In his book Hitler's War (1977), Irving suggested Hitler knew nothing of the Final Solution and cited a lot of evidence to support his case. But Sereny went back to original sources and argued that Irving had been very selective in what he had used.
Sereny said: "I know many of the same people as he does who were of Hitler's circle - He says we jostle at the same trough. The difference is that he loves that trough, and I don't." Irving resorted to name-calling and said she looked like "a shrivelled little prune".
Oddly, for a woman who was so thorough in ascertaining the facts, there seemed to be some elements of doubt in the details of her own life, but possibly nothing more sinister than an old woman knocking a few years off her age and a little exaggeration in stories about her early adventures.
Despite her interest in the Holocaust, she was not Jewish. She was born into an aristocratic Hungarian family in Vienna in 1921. She attended boarding school in England, where she reputedly read Hitler's autobiographical volume Mein Kampf.
She also seemingly attended one of the Nuremberg rallies and was swept up in the pageantry and spectacle of it, but a few years later was disgusted when she came upon Nazi thugs abusing a Jewish doctor who had once treated her and she intervened to save him.
After studying drama in Vienna, she tried to pursue an acting career in London without success. She was in France when the Nazis invaded, worked as a nurse and helped hide British airmen. As a welfare worker after the war she worked with survivors of the concentration camps.
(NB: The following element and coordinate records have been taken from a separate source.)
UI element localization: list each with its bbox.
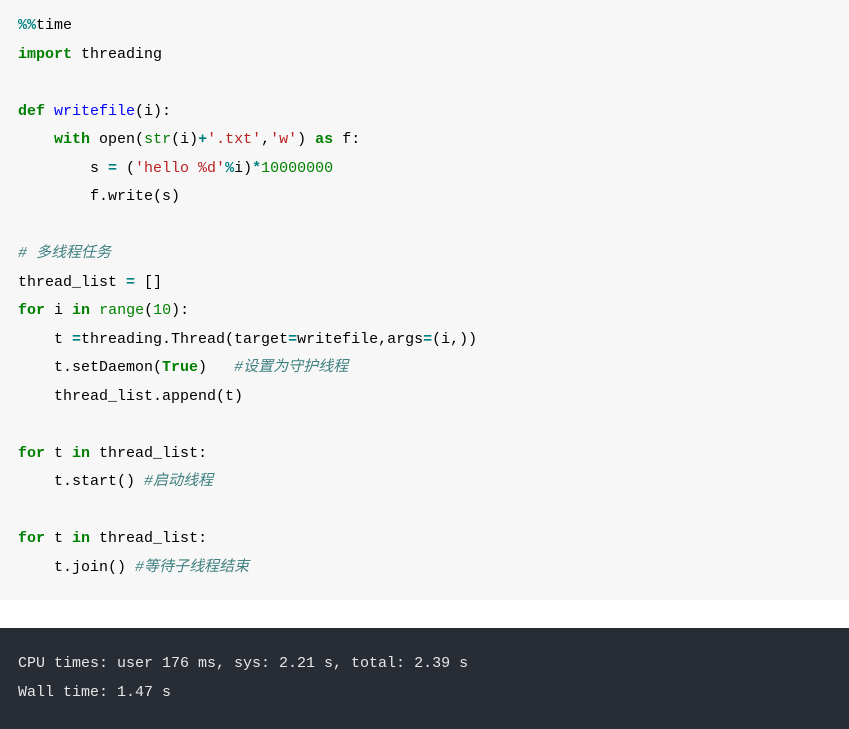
kw-for: for	[18, 530, 45, 547]
indent	[18, 131, 54, 148]
func-name: writefile	[45, 103, 135, 120]
space	[90, 302, 99, 319]
builtin-open: open	[90, 131, 135, 148]
output-cpu-times: CPU times: user 176 ms, sys: 2.21 s, tot…	[18, 655, 468, 672]
code-text: f.write(s)	[18, 188, 180, 205]
module-threading: threading	[72, 46, 162, 63]
op-mul: *	[252, 160, 261, 177]
builtin-str: str	[144, 131, 171, 148]
code-text: t	[18, 331, 72, 348]
num-10: 10	[153, 302, 171, 319]
comment-daemon: #设置为守护线程	[234, 359, 348, 376]
num-10000000: 10000000	[261, 160, 333, 177]
op-eq: =	[108, 160, 117, 177]
var-t: t	[45, 530, 72, 547]
kw-in: in	[72, 302, 90, 319]
output-wall-time: Wall time: 1.47 s	[18, 684, 171, 701]
kw-in: in	[72, 530, 90, 547]
op-eq: =	[126, 274, 135, 291]
kw-for: for	[18, 445, 45, 462]
paren-i: (i)	[171, 131, 198, 148]
kw-for: for	[18, 302, 45, 319]
code-block: %%time import threading def writefile(i)…	[0, 0, 849, 600]
kw-as: as	[315, 131, 333, 148]
paren: (	[135, 131, 144, 148]
str-w: 'w'	[270, 131, 297, 148]
code-text: s	[18, 160, 108, 177]
code-text: t.join()	[18, 559, 135, 576]
kw-def: def	[18, 103, 45, 120]
paren: (	[144, 302, 153, 319]
kw-in: in	[72, 445, 90, 462]
op-eq: =	[423, 331, 432, 348]
op-pct: %	[225, 160, 234, 177]
var-t: t	[45, 445, 72, 462]
op-eq: =	[72, 331, 81, 348]
comment-join: #等待子线程结束	[135, 559, 249, 576]
paren: (	[117, 160, 135, 177]
code-text: (i,))	[432, 331, 477, 348]
magic-time: time	[36, 17, 72, 34]
paren-close: ):	[171, 302, 189, 319]
builtin-range: range	[99, 302, 144, 319]
output-block: CPU times: user 176 ms, sys: 2.21 s, tot…	[0, 628, 849, 729]
comment-multithread: # 多线程任务	[18, 245, 111, 262]
code-text: writefile,args	[297, 331, 423, 348]
kw-with: with	[54, 131, 90, 148]
var-i: i)	[234, 160, 252, 177]
comma: ,	[261, 131, 270, 148]
str-txt: '.txt'	[207, 131, 261, 148]
str-hello: 'hello %d'	[135, 160, 225, 177]
code-text: t.setDaemon(	[18, 359, 162, 376]
kw-import: import	[18, 46, 72, 63]
var-f: f:	[333, 131, 360, 148]
code-text: []	[135, 274, 162, 291]
func-params: (i):	[135, 103, 171, 120]
code-text: t.start()	[18, 473, 144, 490]
code-text: thread_list:	[90, 530, 207, 547]
kw-true: True	[162, 359, 198, 376]
code-text: thread_list	[18, 274, 126, 291]
var-i: i	[45, 302, 72, 319]
op-plus: +	[198, 131, 207, 148]
code-text: thread_list.append(t)	[18, 388, 243, 405]
paren-close: )	[297, 131, 315, 148]
code-text: threading.Thread(target	[81, 331, 288, 348]
op-eq: =	[288, 331, 297, 348]
magic-percent: %%	[18, 17, 36, 34]
code-text: )	[198, 359, 234, 376]
comment-start: #启动线程	[144, 473, 213, 490]
code-text: thread_list:	[90, 445, 207, 462]
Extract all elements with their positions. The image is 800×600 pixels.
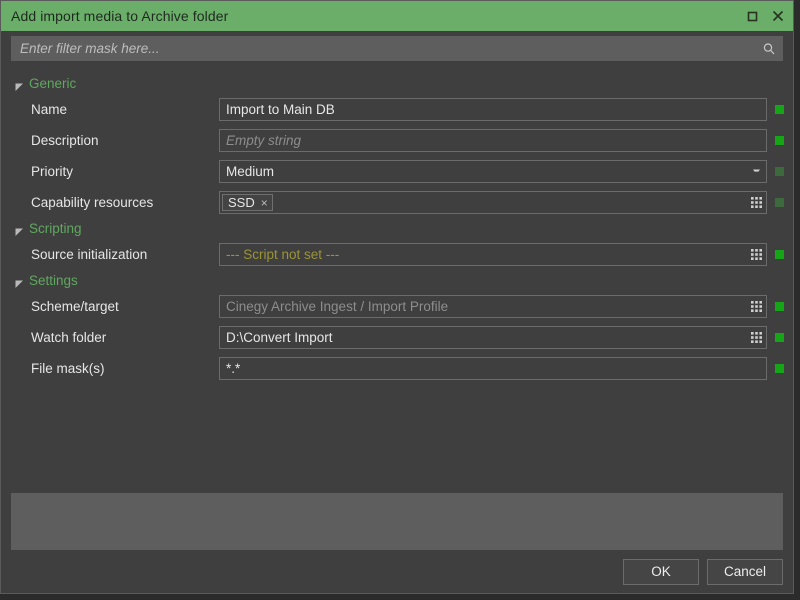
- group-label: Generic: [29, 76, 77, 91]
- close-button[interactable]: [765, 2, 791, 30]
- priority-combobox[interactable]: Medium: [219, 160, 767, 183]
- description-value: Empty string: [226, 133, 302, 148]
- group-header-settings[interactable]: Settings: [1, 270, 793, 291]
- filter-field[interactable]: [11, 36, 783, 61]
- dropdown-icon[interactable]: [747, 161, 766, 182]
- property-grid: Generic Name Import to Main DB Descripti…: [1, 67, 793, 493]
- dialog-window: Add import media to Archive folder Enter…: [0, 0, 794, 594]
- dialog-button-bar: OK Cancel: [1, 550, 793, 593]
- filter-bar: [1, 31, 793, 67]
- status-indicator: [775, 198, 784, 207]
- source-initialization-value: --- Script not set ---: [226, 247, 340, 262]
- property-label: Priority: [31, 164, 74, 179]
- property-row-name: Name Import to Main DB: [1, 94, 793, 125]
- grid-dots-icon[interactable]: [747, 327, 766, 348]
- name-input[interactable]: Import to Main DB: [219, 98, 767, 121]
- property-label: Name: [31, 102, 68, 117]
- file-masks-value: *.*: [226, 361, 241, 376]
- cancel-button[interactable]: Cancel: [707, 558, 783, 585]
- ok-button[interactable]: OK: [623, 558, 699, 585]
- property-label: Scheme/target: [31, 299, 119, 314]
- tag-chip[interactable]: SSD ×: [222, 194, 273, 211]
- status-indicator: [775, 364, 784, 373]
- maximize-icon: [747, 11, 758, 22]
- priority-value: Medium: [226, 164, 275, 179]
- group-label: Scripting: [29, 221, 82, 236]
- tag-list: SSD ×: [220, 194, 747, 211]
- capability-resources-tags[interactable]: SSD ×: [219, 191, 767, 214]
- file-masks-input[interactable]: *.*: [219, 357, 767, 380]
- status-indicator: [775, 136, 784, 145]
- group-header-generic[interactable]: Generic: [1, 73, 793, 94]
- scheme-target-value: Cinegy Archive Ingest / Import Profile: [226, 299, 449, 314]
- status-indicator: [775, 250, 784, 259]
- tag-label: SSD: [228, 195, 255, 210]
- property-row-file-masks: File mask(s) *.*: [1, 353, 793, 384]
- scheme-target-input[interactable]: Cinegy Archive Ingest / Import Profile: [219, 295, 767, 318]
- property-label: File mask(s): [31, 361, 105, 376]
- property-row-description: Description Empty string: [1, 125, 793, 156]
- property-label: Description: [31, 133, 99, 148]
- search-icon[interactable]: [762, 42, 776, 56]
- name-value: Import to Main DB: [226, 102, 335, 117]
- status-indicator: [775, 167, 784, 176]
- property-row-scheme-target: Scheme/target Cinegy Archive Ingest / Im…: [1, 291, 793, 322]
- property-label: Capability resources: [31, 195, 154, 210]
- title-bar: Add import media to Archive folder: [1, 1, 793, 31]
- property-label: Watch folder: [31, 330, 107, 345]
- property-row-capability-resources: Capability resources SSD ×: [1, 187, 793, 218]
- collapse-triangle-icon: [15, 276, 24, 288]
- watch-folder-input[interactable]: D:\Convert Import: [219, 326, 767, 349]
- grid-dots-icon[interactable]: [747, 296, 766, 317]
- property-row-watch-folder: Watch folder D:\Convert Import: [1, 322, 793, 353]
- source-initialization-input[interactable]: --- Script not set ---: [219, 243, 767, 266]
- collapse-triangle-icon: [15, 224, 24, 236]
- description-panel: [11, 493, 783, 550]
- collapse-triangle-icon: [15, 79, 24, 91]
- close-icon: [772, 10, 784, 22]
- property-row-source-initialization: Source initialization --- Script not set…: [1, 239, 793, 270]
- grid-dots-icon[interactable]: [747, 192, 766, 213]
- status-indicator: [775, 105, 784, 114]
- property-label: Source initialization: [31, 247, 148, 262]
- tag-remove-icon[interactable]: ×: [261, 197, 268, 209]
- maximize-button[interactable]: [739, 2, 765, 30]
- window-title: Add import media to Archive folder: [11, 8, 229, 24]
- property-row-priority: Priority Medium: [1, 156, 793, 187]
- grid-dots-icon[interactable]: [747, 244, 766, 265]
- group-header-scripting[interactable]: Scripting: [1, 218, 793, 239]
- status-indicator: [775, 333, 784, 342]
- status-indicator: [775, 302, 784, 311]
- filter-input[interactable]: [12, 37, 782, 60]
- group-label: Settings: [29, 273, 78, 288]
- watch-folder-value: D:\Convert Import: [226, 330, 333, 345]
- description-input[interactable]: Empty string: [219, 129, 767, 152]
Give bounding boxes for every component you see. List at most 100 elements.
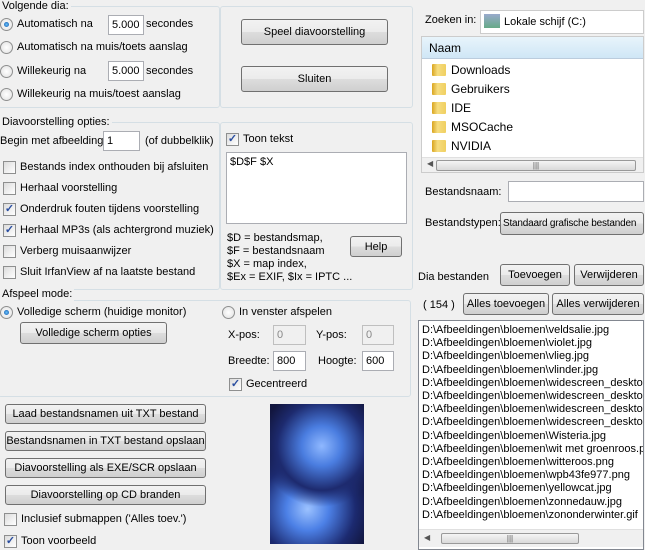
ypos-input[interactable]: 0 bbox=[362, 325, 394, 345]
auto-seconds-input[interactable]: 5.000 bbox=[108, 15, 144, 35]
checkbox[interactable] bbox=[4, 512, 17, 526]
random-seconds-input[interactable]: 5.000 bbox=[108, 61, 144, 81]
folder-item[interactable]: Downloads bbox=[422, 63, 643, 82]
checkbox[interactable]: ✓ bbox=[3, 202, 16, 216]
file-item[interactable]: D:\Afbeeldingen\bloemen\wit met groenroo… bbox=[422, 443, 643, 456]
start-image-hint: (of dubbelklik) bbox=[145, 135, 214, 147]
xpos-input[interactable]: 0 bbox=[273, 325, 306, 345]
option-checkbox[interactable]: Bestands index onthouden bij afsluiten bbox=[3, 160, 208, 174]
folder-icon bbox=[432, 64, 446, 76]
radio-random-key[interactable]: Willekeurig na muis/toest aanslag bbox=[0, 87, 181, 101]
slides-file-list[interactable]: D:\Afbeeldingen\bloemen\veldsalie.jpg D:\… bbox=[418, 320, 644, 550]
file-item[interactable]: D:\Afbeeldingen\bloemen\veldsalie.jpg bbox=[422, 324, 643, 337]
radio-button[interactable] bbox=[222, 305, 235, 319]
radio-window[interactable]: In venster afspelen bbox=[222, 305, 332, 319]
file-item[interactable]: D:\Afbeeldingen\bloemen\wpb43fe977.png bbox=[422, 469, 643, 482]
file-item[interactable]: D:\Afbeeldingen\bloemen\zonnedauw.jpg bbox=[422, 496, 643, 509]
option-checkbox[interactable]: ✓ Herhaal MP3s (als achtergrond muziek) bbox=[3, 223, 214, 237]
file-item[interactable]: D:\Afbeeldingen\bloemen\widescreen_deskt… bbox=[422, 416, 643, 429]
folder-list-scrollbar[interactable]: ◀ ||| bbox=[422, 157, 643, 172]
folder-item[interactable]: IDE bbox=[422, 101, 643, 120]
radio-button[interactable] bbox=[0, 87, 13, 101]
folder-list[interactable]: Naam Downloads Gebruikers IDE MSOCache NVIDI… bbox=[421, 36, 644, 173]
load-txt-button[interactable]: Laad bestandsnamen uit TXT bestand bbox=[5, 404, 206, 424]
file-item[interactable]: D:\Afbeeldingen\bloemen\zononderwinter.g… bbox=[422, 509, 643, 522]
text-template-input[interactable]: $D$F $X bbox=[226, 152, 407, 224]
play-slideshow-button[interactable]: Speel diavoorstelling bbox=[241, 19, 388, 45]
folder-item[interactable]: NVIDIA bbox=[422, 139, 643, 158]
file-item[interactable]: D:\Afbeeldingen\bloemen\violet.jpg bbox=[422, 337, 643, 350]
playmode-title: Afspeel mode: bbox=[0, 288, 75, 301]
radio-fullscreen[interactable]: Volledige scherm (huidige monitor) bbox=[0, 305, 186, 319]
fullscreen-options-button[interactable]: Volledige scherm opties bbox=[20, 322, 167, 344]
filename-label: Bestandsnaam: bbox=[425, 186, 502, 198]
height-input[interactable]: 600 bbox=[362, 351, 394, 371]
column-header-name[interactable]: Naam bbox=[422, 37, 643, 59]
radio-button[interactable] bbox=[0, 305, 13, 319]
option-checkbox[interactable]: ✓ Onderdruk fouten tijdens voorstelling bbox=[3, 202, 199, 216]
radio-random-time[interactable]: Willekeurig na bbox=[0, 64, 86, 78]
add-button[interactable]: Toevoegen bbox=[500, 264, 570, 286]
start-image-label: Begin met afbeelding: bbox=[0, 135, 107, 147]
checkbox[interactable]: ✓ bbox=[229, 377, 242, 391]
save-txt-button[interactable]: Bestandsnamen in TXT bestand opslaan bbox=[5, 431, 206, 451]
remove-all-button[interactable]: Alles verwijderen bbox=[552, 293, 644, 315]
folder-item[interactable]: MSOCache bbox=[422, 120, 643, 139]
show-preview-checkbox[interactable]: ✓ Toon voorbeeld bbox=[4, 534, 96, 548]
checkbox[interactable] bbox=[3, 244, 16, 258]
scrollbar-thumb[interactable]: ||| bbox=[441, 533, 579, 544]
slides-count: ( 154 ) bbox=[423, 299, 455, 311]
text-help-lines: $D = bestandsmap, $F = bestandsnaam $X = m… bbox=[227, 232, 352, 284]
include-subfolders-checkbox[interactable]: Inclusief submappen ('Alles toev.') bbox=[4, 512, 186, 526]
file-item[interactable]: D:\Afbeeldingen\bloemen\yellowcat.jpg bbox=[422, 482, 643, 495]
scrollbar-thumb[interactable]: ||| bbox=[436, 160, 636, 171]
save-exe-button[interactable]: Diavoorstelling als EXE/SCR opslaan bbox=[5, 458, 206, 478]
add-all-button[interactable]: Alles toevoegen bbox=[463, 293, 549, 315]
radio-button[interactable] bbox=[0, 40, 13, 54]
filetypes-label: Bestandstypen: bbox=[425, 217, 501, 229]
option-checkbox[interactable]: Sluit IrfanView af na laatste bestand bbox=[3, 265, 195, 279]
drive-icon bbox=[484, 14, 500, 28]
radio-auto-time[interactable]: Automatisch na bbox=[0, 17, 93, 31]
height-label: Hoogte: bbox=[318, 355, 357, 367]
close-button[interactable]: Sluiten bbox=[241, 66, 388, 92]
folder-icon bbox=[432, 102, 446, 114]
filename-input[interactable] bbox=[508, 181, 644, 202]
radio-button[interactable] bbox=[0, 17, 13, 31]
centered-checkbox[interactable]: ✓ Gecentreerd bbox=[229, 377, 307, 391]
filetypes-combo[interactable]: Standaard grafische bestanden bbox=[500, 212, 644, 235]
checkbox[interactable] bbox=[3, 181, 16, 195]
remove-button[interactable]: Verwijderen bbox=[574, 264, 644, 286]
folder-item[interactable]: Gebruikers bbox=[422, 82, 643, 101]
folder-icon bbox=[432, 83, 446, 95]
ypos-label: Y-pos: bbox=[316, 329, 347, 341]
checkbox[interactable]: ✓ bbox=[3, 223, 16, 237]
show-text-checkbox[interactable]: ✓ Toon tekst bbox=[226, 132, 293, 146]
file-list-scrollbar[interactable]: ◀ ||| bbox=[419, 529, 643, 547]
option-checkbox[interactable]: Verberg muisaanwijzer bbox=[3, 244, 131, 258]
file-item[interactable]: D:\Afbeeldingen\bloemen\witteroos.png bbox=[422, 456, 643, 469]
help-button[interactable]: Help bbox=[350, 236, 402, 257]
locked-folder-icon bbox=[432, 121, 446, 133]
look-in-combo[interactable]: Lokale schijf (C:) bbox=[480, 10, 644, 34]
checkbox[interactable] bbox=[3, 265, 16, 279]
start-image-input[interactable]: 1 bbox=[103, 131, 140, 151]
burn-cd-button[interactable]: Diavoorstelling op CD branden bbox=[5, 485, 206, 505]
file-item[interactable]: D:\Afbeeldingen\bloemen\widescreen_deskt… bbox=[422, 403, 643, 416]
file-item[interactable]: D:\Afbeeldingen\bloemen\Wisteria.jpg bbox=[422, 430, 643, 443]
xpos-label: X-pos: bbox=[228, 329, 260, 341]
file-item[interactable]: D:\Afbeeldingen\bloemen\widescreen_deskt… bbox=[422, 377, 643, 390]
file-item[interactable]: D:\Afbeeldingen\bloemen\vlieg.jpg bbox=[422, 350, 643, 363]
radio-auto-key[interactable]: Automatisch na muis/toets aanslag bbox=[0, 40, 188, 54]
radio-button[interactable] bbox=[0, 64, 13, 78]
file-item[interactable]: D:\Afbeeldingen\bloemen\widescreen_deskt… bbox=[422, 390, 643, 403]
file-item[interactable]: D:\Afbeeldingen\bloemen\vlinder.jpg bbox=[422, 364, 643, 377]
checkbox[interactable] bbox=[3, 160, 16, 174]
slides-label: Dia bestanden bbox=[418, 271, 489, 283]
help-line: $Ex = EXIF, $Ix = IPTC ... bbox=[227, 271, 353, 283]
width-input[interactable]: 800 bbox=[273, 351, 306, 371]
help-line: $F = bestandsnaam bbox=[227, 245, 325, 257]
checkbox[interactable]: ✓ bbox=[226, 132, 239, 146]
option-checkbox[interactable]: Herhaal voorstelling bbox=[3, 181, 117, 195]
checkbox[interactable]: ✓ bbox=[4, 534, 17, 548]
She married Don Honeyman, an American photographer, who took the photograph of Che Guevara that would later be turned into one of the most famous posters of all time. They settled in London and Sereny began to make a name for herself as a journalist.
The Case of Mary Bell was published in 1972. But it was Cries Unheard that provoked the greatest controversy.
By this time Bell had been released from prison. There was the issue over the cash payment and Sereny was accused of being too ready to believe Bell's accounts of terrible childhood abuse and of sympathising more with Bell than with her victims, who were aged just three and four when she strangled them.
The publicity around the case also led to revelations about Bell's new life and her whereabouts. She had a daughter, who learned about her mother's terrible past for the first time.
Sereny was appointed an honorary CBE in 2003. Her husband died last year. She is survived by their two children.